Erica continues to disappoint me, due primarily to my own initial expectations: Since she is an FBI agent, and has shown an ability to fight, I expected her to combine the roles taken by Julie and Ham Tyler in the original V: To be the leader of the Resistance and the expert on guerrilla warfare. Instead, she's actually been less sturdy emotionally than Juliet Parrish was. Juliet went from medical student to leader of a resistance cell. Erica has gone from tough FBI agent to wailing mom: Yes she is entitled to worry about her son; she should worry about him; I wouldn't like her if she didn't care, but these last two episodes that has entirely defined her character, with a little time out for worrying about Ryan and then Georgie. Her FBI skills have been, with one admittedly cool exception (nice of that assassin to tell her right where his heart was), confined to using their database. Not bad, but not enough, not given what I'd hoped.
Father Jack pretty much stayed in the background this ep, so nothing good or bad to say about him.
The Sulky Terrorist (*searches), ok Kyle Hobbes, may well turn out to be a good addition to the show, but I can't say much one way or the other yet.

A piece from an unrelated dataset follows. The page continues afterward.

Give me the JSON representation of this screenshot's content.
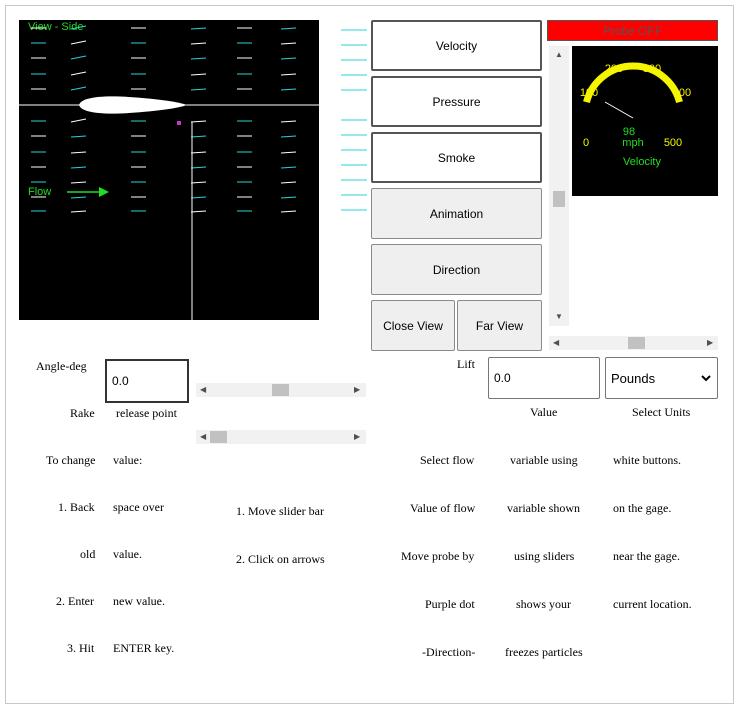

So far, he's done a lot of brooding, some sulking, and a little bit of extra-curricular clandestine activity that may or may not turn out to mean anything interesting. Ham Tyler was much more fun.
Georgie: Got interesting about the time he got caught. We shall see.
Anna: Marvelous, fantastic, super-reptilian, and really scary. Not better-than Diana, but as good as and decidedly more up-to-date in her evil.
So--eh. I'd really like to see this go somewhere; I'd like to see it get another season and develop in strange, new directions and depart from the old V in ways it has yet to do, but will it last long enough? Will I last long enough?